Tuesday, February 21, 2012

Permission to Leave Cuba (The First Step)

Permission to Leave Cuba (The First Step)
February 15, 2012
Irina Echarry

HAVANA TIMES, Feb 15 — People had told her that the process and
paperwork were killers*. What's involved in leaving Cuba temporarily or
permanently is not what one wants to think about most when you decide to
take such a step.

Yes, like all the big decisions in life, when traveling to another
country or visiting friends or relatives beyond the sea that surrounds
us, one has to be prepared for anything.

I have a friend who wants leave to be with her girlfriend for more than
one month. (You should already know that she isn't Cuban and that one
month is the duration of a tourist visa here). They want to be together
without the pressure of those 30 short days hanging over their heads.

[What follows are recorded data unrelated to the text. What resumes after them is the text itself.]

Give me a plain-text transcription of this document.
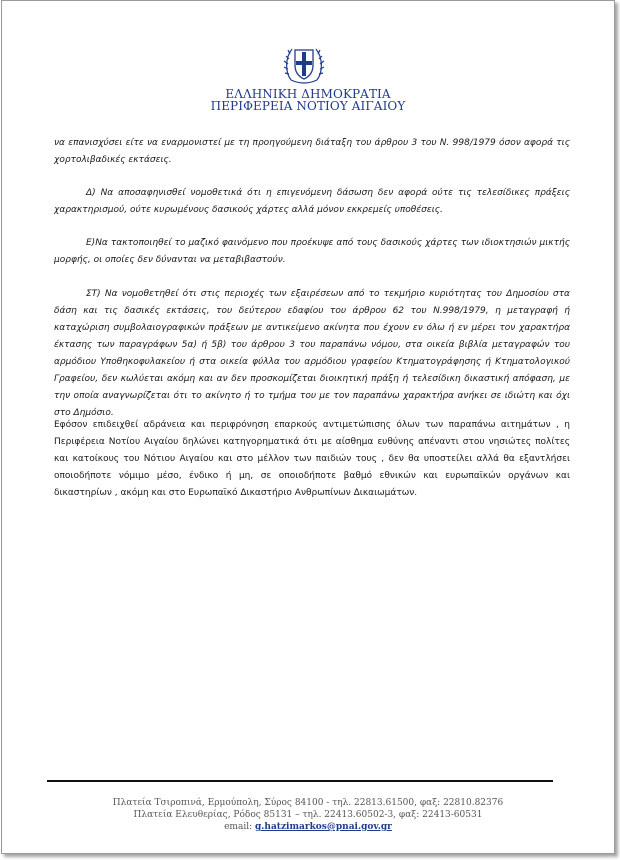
ΕΛΛΗΝΙΚΗ ΔΗΜΟΚΡΑΤΙΑ
ΠΕΡΙΦΕΡΕΙΑ ΝΟΤΙΟΥ ΑΙΓΑΙΟΥ

να επανισχύσει είτε να εναρμονιστεί με τη προηγούμενη διάταξη του άρθρου 3 του Ν. 998/1979 όσον αφορά τις χορτολιβαδικές εκτάσεις.

Δ) Να αποσαφηνισθεί νομοθετικά ότι η επιγενόμενη δάσωση δεν αφορά ούτε τις τελεσίδικες πράξεις χαρακτηρισμού, ούτε κυρωμένους δασικούς χάρτες αλλά μόνον εκκρεμείς υποθέσεις.

Ε)Να τακτοποιηθεί το μαζικό φαινόμενο που προέκυψε από τους δασικούς χάρτες των ιδιοκτησιών μικτής μορφής, οι οποίες δεν δύνανται να μεταβιβαστούν.

ΣΤ) Να νομοθετηθεί ότι στις περιοχές των εξαιρέσεων από το τεκμήριο κυριότητας του Δημοσίου στα δάση και τις δασικές εκτάσεις, του δεύτερου εδαφίου του άρθρου 62 του Ν.998/1979, η μεταγραφή ή καταχώριση συμβολαιογραφικών πράξεων με αντικείμενο ακίνητα που έχουν εν όλω ή εν μέρει τον χαρακτήρα έκτασης των παραγράφων 5α) ή 5β) του άρθρου 3 του παραπάνω νόμου, στα οικεία βιβλία μεταγραφών του αρμόδιου Υποθηκοφυλακείου ή στα οικεία φύλλα του αρμόδιου γραφείου Κτηματογράφησης ή Κτηματολογικού Γραφείου, δεν κωλύεται ακόμη και αν δεν προσκομίζεται διοικητική πράξη ή τελεσίδικη δικαστική απόφαση, με την οποία αναγνωρίζεται ότι το ακίνητο ή το τμήμα του με τον παραπάνω χαρακτήρα ανήκει σε ιδιώτη και όχι στο Δημόσιο.

Εφόσον επιδειχθεί αδράνεια και περιφρόνηση επαρκούς αντιμετώπισης όλων των παραπάνω αιτημάτων , η Περιφέρεια Νοτίου Αιγαίου δηλώνει κατηγορηματικά ότι με αίσθημα ευθύνης απέναντι στου νησιώτες πολίτες και κατοίκους του Νότιου Αιγαίου και στο μέλλον των παιδιών τους , δεν θα υποστείλει αλλά θα εξαντλήσει οποιοδήποτε νόμιμο μέσο, ένδικο ή μη, σε οποιοδήποτε βαθμό εθνικών και ευρωπαϊκών οργάνων και δικαστηρίων , ακόμη και στο Ευρωπαϊκό Δικαστήριο Ανθρωπίνων Δικαιωμάτων.

Πλατεία Τσιροπινά, Ερμούπολη, Σύρος 84100 - τηλ. 22813.61500, φαξ: 22810.82376
Πλατεία Ελευθερίας, Ρόδος 85131 – τηλ. 22413.60502-3, φαξ: 22413-60531
email: g.hatzimarkos@pnai.gov.gr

The first step is for her to get a passport.

It's simple. She only has to save 55 CUCs ($60 USD) and make the trip to
the Provincial Immigration office. The office that serves the area where
she lives is located in a district with a pretty name: Mañana (Tomorrow).

Who couldn't like a name like "Mañana"?

But you can head out to Mañana one morning and only get there by the
next morning if you don't have your own car or the money to rent one.

The closest bus stops several miles away, meaning you have to walk…and
walk…to find the office hidden at the end of a street.

Several private businesses abound, ready to see to the needs of those
who come to do the paperwork required by the immigration officials.
Someone will ask if you want to buy stamps, another will offer to take
your passport-sized photo, while yet another man leaning against the
fence near the office will tell you all about his taxi service.

The office is a two-story house with a covered patio where about 100
people are waiting – seated and standing.

To apply for a passport you must fill out a form and then attach a photo
and the two stamps bought at a bank for a total of 55 CUCs (1,375 pesos
in regular pesos).

Since filling out forms had never been an easy for her, she went over to
the first of the houses that provide the service for typing out forms.

A woman who looked something like a schoolteacher was situated behind
one of those old Russian machines. She proceeded to ask her name, date
of birth, political organizations to which she belonged, if she had
relatives living outside the country, the political affiliations of
those living in her home, the last place where she worked, where she was
traveling to and for how long…among other details.

A few weeks earlier our traveler had stopped working for the government.
She had the idea of ??sitting down to write another novel (something to
which she has devoted almost all of his life).

She told the woman that she was a freelance writer and photographer. But
— since she was only too well aware of what a uniformed officer would
think of that kind of profession (a freelance or independent writer is
almost always synonymous with being a "mercenary") — she quickly added
that she was a member of the official Union of Writers and Artists of Cuba.

She then paid the 20 pesos owed to the woman behind the typewriter, who
advised her to make a copy of the filled-out form; just in case she had
to come back on another occasion, that would "speed things up," she
explained.

She didn't discuss the matter with the typist, she was in too much of a
hurry to turn everything in, only to hear: "Oh, what a miracle! Her
passport will be ready in less than a week."

At least the first step has been made.

Next comes the consulate (of the country she wishes to visit).

The question is whether she can overcome that strange apprehension (as
she told me) that envelops all of us when we decide to go to a foreign
embassy or consulate?

To be continued…
——

(*) If you're not Cuban, you can't imagine what it means to try to visit
someone in another country. Perhaps from any third world country it is
legally difficult to make a trip to another similar nation or to a rich
country, but I bet that in our case, here on this island, it's twice as
hard. Through the following account, in several parts, I'll try to give
you an idea of what happens when you are Cuban.